Auparavant, avec une autre équipe, nous avons fait voler des drones dans la réserve de Kuzikus, en Namibie, en mai 2014, puis un an plus tard, dans le cadre d’un projet de protection de la faune. La qualité des images et la quantité de données récoltées à travers les drones sont impressionnantes. A tel point que nous avons ensuite lancé le projet MicroMappers, une plate-forme de crowdsourcing. Cette initiative du bureau de la coordination des affaires humanitaires de l’ONU (OCHA) et du Qatar Computing Research Institute, a permis de réunir près de 500 volontaires en ligne qui ont bénévolement étudié et décrypté ces images et de traiter les données à des fins scientifiques et pour aider les agents de lutte contre le braconnage sur place à optimiser leurs actions.
Comment sont perçus les équipes sur le terrain ?
Il n’y a pas d’études sociologiques à ce sujet. Mais les communautés locales sont curieuses, intéressées et désireuses d’apprendre, de discuter. Je n’ai jamais observé de réactions hostiles.
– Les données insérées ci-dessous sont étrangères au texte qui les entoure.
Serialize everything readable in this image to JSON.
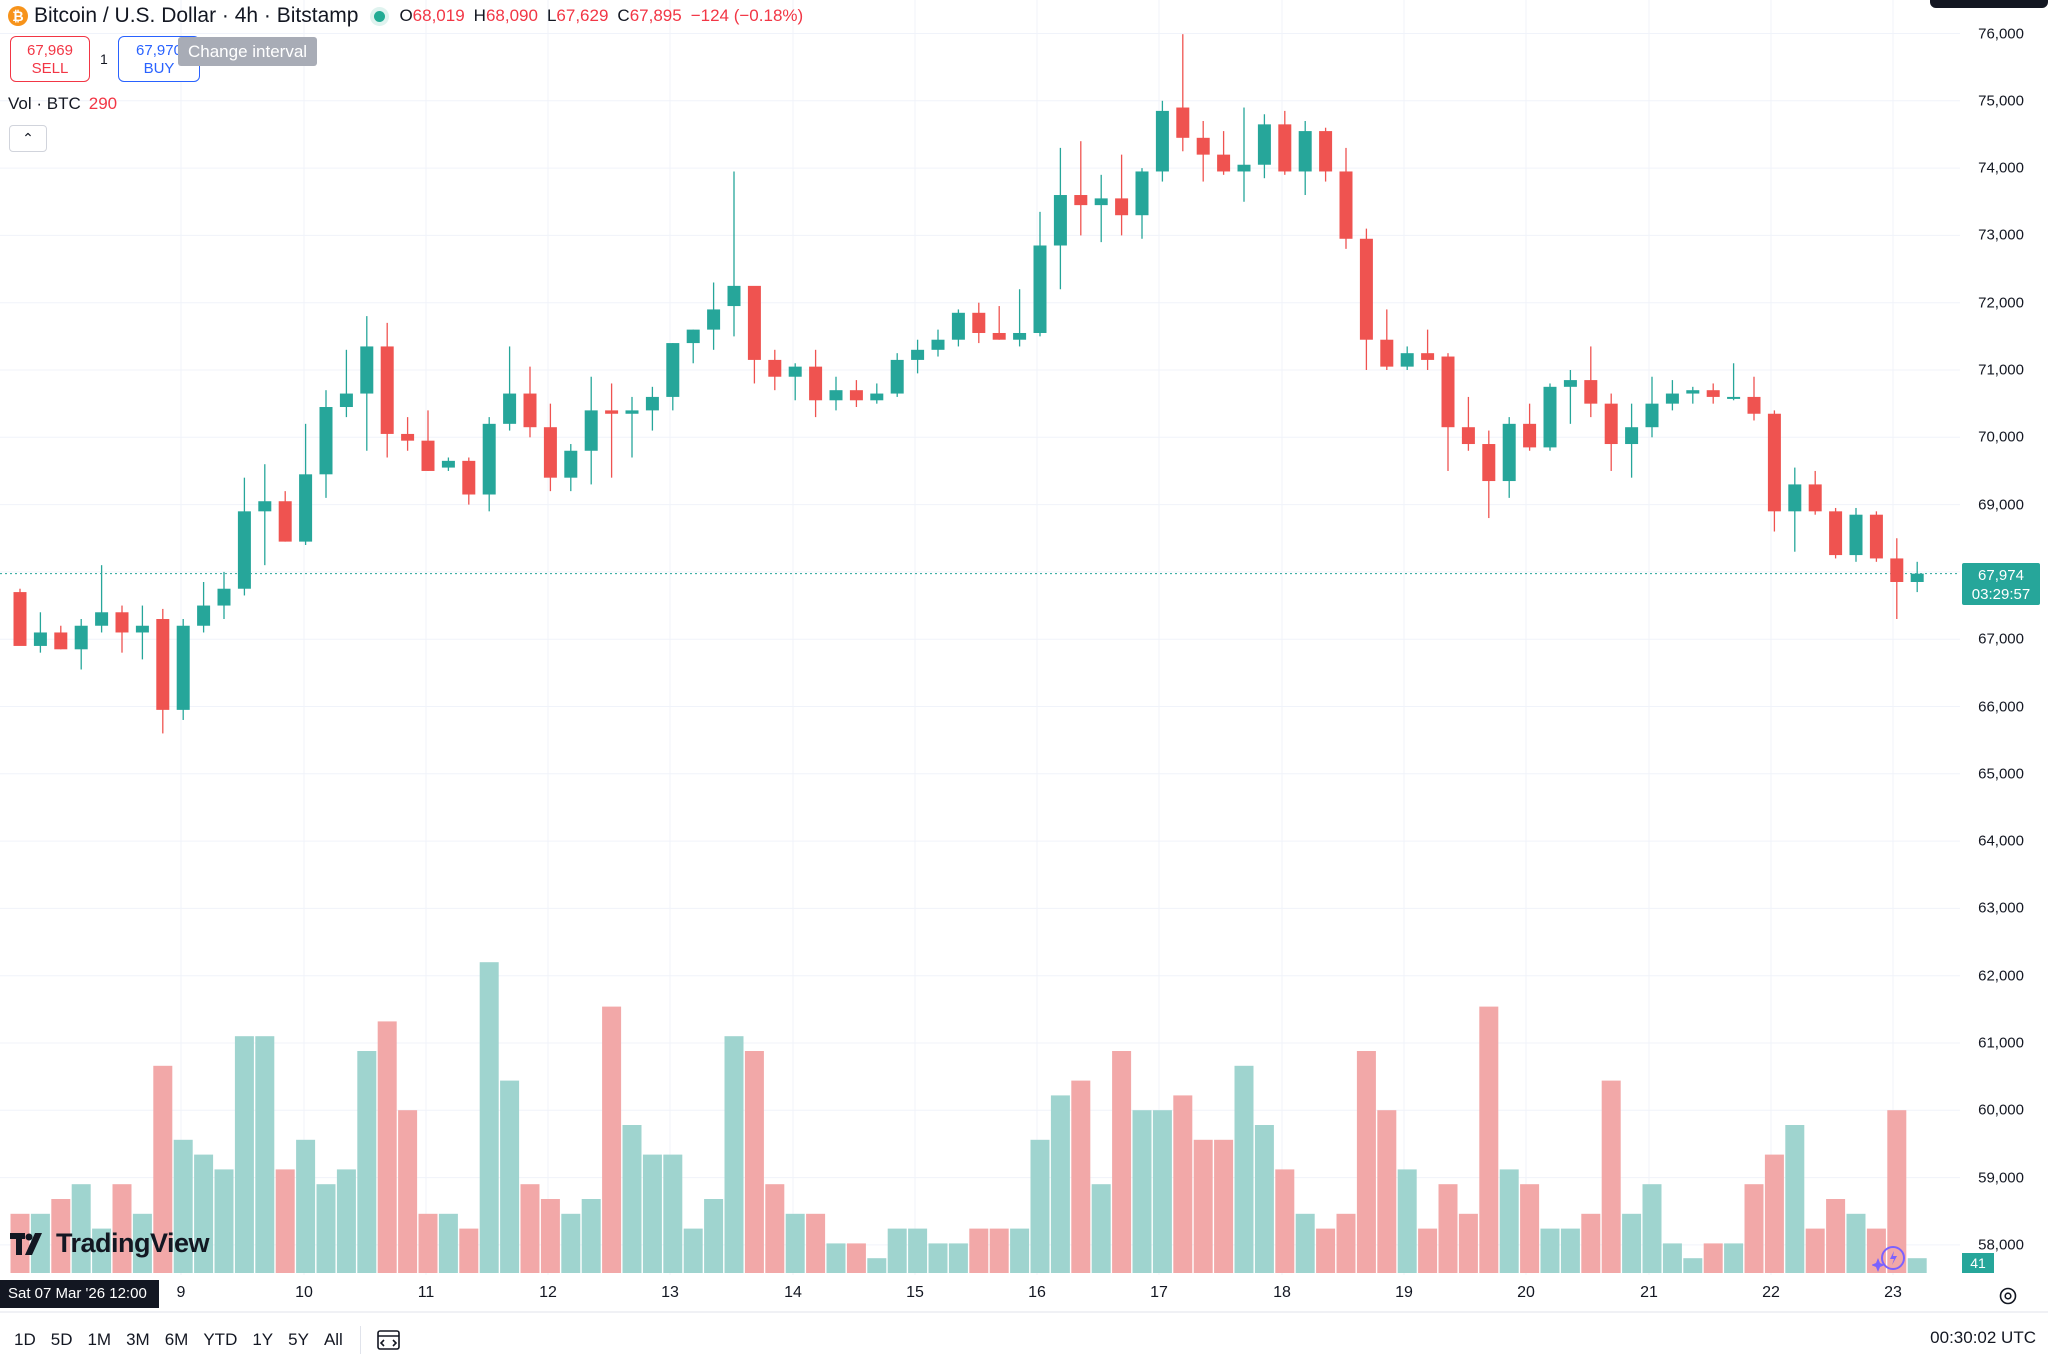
{
  "header": {
    "symbol_title": "Bitcoin / U.S. Dollar · 4h · Bitstamp",
    "coin_glyph": "₿",
    "ohlc": [
      {
        "key": "O",
        "value": "68,019"
      },
      {
        "key": "H",
        "value": "68,090"
      },
      {
        "key": "L",
        "value": "67,629"
      },
      {
        "key": "C",
        "value": "67,895"
      }
    ],
    "change": "−124 (−0.18%)"
  },
  "trade": {
    "sell_price": "67,969",
    "sell_label": "SELL",
    "spread": "1",
    "buy_price": "67,970",
    "buy_label": "BUY",
    "tooltip": "Change interval"
  },
  "volume_legend": {
    "label": "Vol · BTC",
    "value": "290"
  },
  "collapse_glyph": "⌃",
  "price_axis": {
    "ticks": [
      "76,000",
      "75,000",
      "74,000",
      "73,000",
      "72,000",
      "71,000",
      "70,000",
      "69,000",
      "67,000",
      "66,000",
      "65,000",
      "64,000",
      "63,000",
      "62,000",
      "61,000",
      "60,000",
      "59,000",
      "58,000"
    ],
    "current_price": "67,974",
    "countdown": "03:29:57",
    "volume_tag": "41"
  },
  "time_axis": {
    "ticks": [
      "9",
      "10",
      "11",
      "12",
      "13",
      "14",
      "15",
      "16",
      "17",
      "18",
      "19",
      "20",
      "21",
      "22",
      "23"
    ],
    "cursor_label": "Sat 07 Mar '26   12:00"
  },
  "bottom_bar": {
    "ranges": [
      "1D",
      "5D",
      "1M",
      "3M",
      "6M",
      "YTD",
      "1Y",
      "5Y",
      "All"
    ],
    "clock": "00:30:02 UTC"
  },
  "logo_text": "TradingView",
  "colors": {
    "up": "#26a69a",
    "down": "#ef5350",
    "up_volume": "#9fd4cf",
    "down_volume": "#f2a8a8"
  },
  "chart_data": {
    "type": "candlestick",
    "interval": "4h",
    "ylim": [
      57000,
      76500
    ],
    "candles": [
      {
        "o": 67700,
        "h": 67750,
        "l": 66950,
        "c": 66900,
        "v": 4
      },
      {
        "o": 66900,
        "h": 67400,
        "l": 66800,
        "c": 67100,
        "v": 4
      },
      {
        "o": 67100,
        "h": 67200,
        "l": 66850,
        "c": 66850,
        "v": 5
      },
      {
        "o": 66850,
        "h": 67300,
        "l": 66550,
        "c": 67200,
        "v": 6
      },
      {
        "o": 67200,
        "h": 68100,
        "l": 67100,
        "c": 67400,
        "v": 3
      },
      {
        "o": 67400,
        "h": 67500,
        "l": 66800,
        "c": 67100,
        "v": 6
      },
      {
        "o": 67100,
        "h": 67500,
        "l": 66700,
        "c": 67200,
        "v": 4
      },
      {
        "o": 67300,
        "h": 67450,
        "l": 65600,
        "c": 65950,
        "v": 14
      },
      {
        "o": 65950,
        "h": 67300,
        "l": 65800,
        "c": 67200,
        "v": 9
      },
      {
        "o": 67200,
        "h": 67850,
        "l": 67100,
        "c": 67500,
        "v": 8
      },
      {
        "o": 67500,
        "h": 68000,
        "l": 67300,
        "c": 67750,
        "v": 7
      },
      {
        "o": 67750,
        "h": 69400,
        "l": 67650,
        "c": 68900,
        "v": 16
      },
      {
        "o": 68900,
        "h": 69600,
        "l": 68100,
        "c": 69050,
        "v": 16
      },
      {
        "o": 69050,
        "h": 69200,
        "l": 68450,
        "c": 68450,
        "v": 7
      },
      {
        "o": 68450,
        "h": 70200,
        "l": 68400,
        "c": 69450,
        "v": 9
      },
      {
        "o": 69450,
        "h": 70700,
        "l": 69100,
        "c": 70450,
        "v": 6
      },
      {
        "o": 70450,
        "h": 71300,
        "l": 70300,
        "c": 70650,
        "v": 7
      },
      {
        "o": 70650,
        "h": 71800,
        "l": 69800,
        "c": 71350,
        "v": 15
      },
      {
        "o": 71350,
        "h": 71700,
        "l": 69700,
        "c": 70050,
        "v": 17
      },
      {
        "o": 70050,
        "h": 70300,
        "l": 69800,
        "c": 69950,
        "v": 11
      },
      {
        "o": 69950,
        "h": 70400,
        "l": 69500,
        "c": 69500,
        "v": 4
      },
      {
        "o": 69550,
        "h": 69700,
        "l": 69500,
        "c": 69650,
        "v": 4
      },
      {
        "o": 69650,
        "h": 69700,
        "l": 69000,
        "c": 69150,
        "v": 3
      },
      {
        "o": 69150,
        "h": 70300,
        "l": 68900,
        "c": 70200,
        "v": 21
      },
      {
        "o": 70200,
        "h": 71350,
        "l": 70100,
        "c": 70650,
        "v": 13
      },
      {
        "o": 70650,
        "h": 71050,
        "l": 70000,
        "c": 70150,
        "v": 6
      },
      {
        "o": 70150,
        "h": 70500,
        "l": 69200,
        "c": 69400,
        "v": 5
      },
      {
        "o": 69400,
        "h": 69900,
        "l": 69200,
        "c": 69800,
        "v": 4
      },
      {
        "o": 69800,
        "h": 70900,
        "l": 69300,
        "c": 70400,
        "v": 5
      },
      {
        "o": 70400,
        "h": 70800,
        "l": 69400,
        "c": 70350,
        "v": 18
      },
      {
        "o": 70350,
        "h": 70600,
        "l": 69700,
        "c": 70400,
        "v": 10
      },
      {
        "o": 70400,
        "h": 70750,
        "l": 70100,
        "c": 70600,
        "v": 8
      },
      {
        "o": 70600,
        "h": 71400,
        "l": 70400,
        "c": 71400,
        "v": 8
      },
      {
        "o": 71400,
        "h": 71600,
        "l": 71100,
        "c": 71600,
        "v": 3
      },
      {
        "o": 71600,
        "h": 72300,
        "l": 71300,
        "c": 71900,
        "v": 5
      },
      {
        "o": 71950,
        "h": 73950,
        "l": 71500,
        "c": 72250,
        "v": 16
      },
      {
        "o": 72250,
        "h": 72200,
        "l": 70800,
        "c": 71150,
        "v": 15
      },
      {
        "o": 71150,
        "h": 71300,
        "l": 70700,
        "c": 70900,
        "v": 6
      },
      {
        "o": 70900,
        "h": 71100,
        "l": 70550,
        "c": 71050,
        "v": 4
      },
      {
        "o": 71050,
        "h": 71300,
        "l": 70300,
        "c": 70550,
        "v": 4
      },
      {
        "o": 70550,
        "h": 70900,
        "l": 70400,
        "c": 70700,
        "v": 2
      },
      {
        "o": 70700,
        "h": 70850,
        "l": 70450,
        "c": 70550,
        "v": 2
      },
      {
        "o": 70550,
        "h": 70800,
        "l": 70500,
        "c": 70650,
        "v": 1
      },
      {
        "o": 70650,
        "h": 71250,
        "l": 70600,
        "c": 71150,
        "v": 3
      },
      {
        "o": 71150,
        "h": 71450,
        "l": 70950,
        "c": 71300,
        "v": 3
      },
      {
        "o": 71300,
        "h": 71600,
        "l": 71200,
        "c": 71450,
        "v": 2
      },
      {
        "o": 71450,
        "h": 71900,
        "l": 71350,
        "c": 71850,
        "v": 2
      },
      {
        "o": 71850,
        "h": 72000,
        "l": 71400,
        "c": 71550,
        "v": 3
      },
      {
        "o": 71550,
        "h": 71950,
        "l": 71450,
        "c": 71450,
        "v": 3
      },
      {
        "o": 71450,
        "h": 72200,
        "l": 71350,
        "c": 71550,
        "v": 3
      },
      {
        "o": 71550,
        "h": 73350,
        "l": 71500,
        "c": 72850,
        "v": 9
      },
      {
        "o": 72850,
        "h": 74300,
        "l": 72200,
        "c": 73600,
        "v": 12
      },
      {
        "o": 73600,
        "h": 74400,
        "l": 73000,
        "c": 73450,
        "v": 13
      },
      {
        "o": 73450,
        "h": 73900,
        "l": 72900,
        "c": 73550,
        "v": 6
      },
      {
        "o": 73550,
        "h": 74200,
        "l": 73000,
        "c": 73300,
        "v": 15
      },
      {
        "o": 73300,
        "h": 74000,
        "l": 72950,
        "c": 73950,
        "v": 11
      },
      {
        "o": 73950,
        "h": 75000,
        "l": 73800,
        "c": 74850,
        "v": 11
      },
      {
        "o": 74900,
        "h": 75990,
        "l": 74250,
        "c": 74450,
        "v": 12
      },
      {
        "o": 74450,
        "h": 74700,
        "l": 73800,
        "c": 74200,
        "v": 9
      },
      {
        "o": 74200,
        "h": 74550,
        "l": 73900,
        "c": 73950,
        "v": 9
      },
      {
        "o": 73950,
        "h": 74900,
        "l": 73500,
        "c": 74050,
        "v": 14
      },
      {
        "o": 74050,
        "h": 74800,
        "l": 73850,
        "c": 74650,
        "v": 10
      },
      {
        "o": 74650,
        "h": 74850,
        "l": 73900,
        "c": 73950,
        "v": 7
      },
      {
        "o": 73950,
        "h": 74700,
        "l": 73600,
        "c": 74550,
        "v": 4
      },
      {
        "o": 74550,
        "h": 74600,
        "l": 73800,
        "c": 73950,
        "v": 3
      },
      {
        "o": 73950,
        "h": 74300,
        "l": 72800,
        "c": 72950,
        "v": 4
      },
      {
        "o": 72950,
        "h": 73100,
        "l": 71000,
        "c": 71450,
        "v": 15
      },
      {
        "o": 71450,
        "h": 71900,
        "l": 71000,
        "c": 71050,
        "v": 11
      },
      {
        "o": 71050,
        "h": 71350,
        "l": 71000,
        "c": 71250,
        "v": 7
      },
      {
        "o": 71250,
        "h": 71600,
        "l": 71000,
        "c": 71150,
        "v": 3
      },
      {
        "o": 71200,
        "h": 71250,
        "l": 69500,
        "c": 70150,
        "v": 6
      },
      {
        "o": 70150,
        "h": 70600,
        "l": 69800,
        "c": 69900,
        "v": 4
      },
      {
        "o": 69900,
        "h": 70100,
        "l": 68800,
        "c": 69350,
        "v": 18
      },
      {
        "o": 69350,
        "h": 70300,
        "l": 69100,
        "c": 70200,
        "v": 7
      },
      {
        "o": 70200,
        "h": 70500,
        "l": 69800,
        "c": 69850,
        "v": 6
      },
      {
        "o": 69850,
        "h": 70800,
        "l": 69800,
        "c": 70750,
        "v": 3
      },
      {
        "o": 70750,
        "h": 71000,
        "l": 70200,
        "c": 70850,
        "v": 3
      },
      {
        "o": 70850,
        "h": 71350,
        "l": 70300,
        "c": 70500,
        "v": 4
      },
      {
        "o": 70500,
        "h": 70650,
        "l": 69500,
        "c": 69900,
        "v": 13
      },
      {
        "o": 69900,
        "h": 70500,
        "l": 69400,
        "c": 70150,
        "v": 4
      },
      {
        "o": 70150,
        "h": 70900,
        "l": 70000,
        "c": 70500,
        "v": 6
      },
      {
        "o": 70500,
        "h": 70850,
        "l": 70400,
        "c": 70650,
        "v": 2
      },
      {
        "o": 70650,
        "h": 70750,
        "l": 70500,
        "c": 70700,
        "v": 1
      },
      {
        "o": 70700,
        "h": 70800,
        "l": 70500,
        "c": 70600,
        "v": 2
      },
      {
        "o": 70600,
        "h": 71100,
        "l": 70550,
        "c": 70600,
        "v": 2
      },
      {
        "o": 70600,
        "h": 70900,
        "l": 70250,
        "c": 70350,
        "v": 6
      },
      {
        "o": 70350,
        "h": 70400,
        "l": 68600,
        "c": 68900,
        "v": 8
      },
      {
        "o": 68900,
        "h": 69550,
        "l": 68300,
        "c": 69300,
        "v": 10
      },
      {
        "o": 69300,
        "h": 69500,
        "l": 68850,
        "c": 68900,
        "v": 3
      },
      {
        "o": 68900,
        "h": 68950,
        "l": 68200,
        "c": 68250,
        "v": 5
      },
      {
        "o": 68250,
        "h": 68950,
        "l": 68150,
        "c": 68850,
        "v": 4
      },
      {
        "o": 68850,
        "h": 68900,
        "l": 68150,
        "c": 68200,
        "v": 3
      },
      {
        "o": 68200,
        "h": 68500,
        "l": 67300,
        "c": 67850,
        "v": 11
      },
      {
        "o": 67850,
        "h": 68150,
        "l": 67700,
        "c": 67974,
        "v": 1
      }
    ]
  }
}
Il est important que les groupes d’utilisateurs de drones intègrent les communautés locales dans leurs projets et partagent avec eux leurs découvertes.
Le continent africain devient un laboratoire ou du moins un terrain d’expérimentation de drones. Comment réagissent les Etats ?
Je pense qu’il faut continuer à expliquer les projets, à collaborer avec les autorités pour pouvoir mener à bien ces expériences innovantes. Il existe encore peu de contrôle et de régulation de la part des Etats africains sur l’usage de drones. Le Malawi, par exemple, se montre particulièrement ouvert et convie des humanitaires à mener des expériences. L’autorité de l’aviation civile d’Afrique du Sud vient d’adopter une régulation encadrant l’usage de drones. Et d’autres pays vont suivre. Ce qui est une bonne chose si elle prend en compte les enjeux d’innovation et de services aux populations. Il y a toujours une tension entre innovation et régulation. La France ou le Canada ont par exemple adopté des mesures contraignantes concernant les usages de drones. Les Etats-Unis ont une régulation parmi les moins progressistes au monde. Malheureusement, nombreux pays tentent de suivre l’exemple américain.
Dans vingt ans, il n’est donc pas utopique, selon vous, d’imaginer des fermiers utilisant des drones dans des zones reculées d’Afrique ?
Encore une fois, cela dépendra des régulations et des politiques. L’usage des drones pour l’agriculture ? La technologie est déjà prête. Donc ce n’est plus qu’une question de prix, mais surtout de régulation. Cette réalité future pourrait se concrétiser dans quelques années ou quelques dizaines d’années, selon les politiques des Etats à l’égard des drones et plus largement de l’innovation.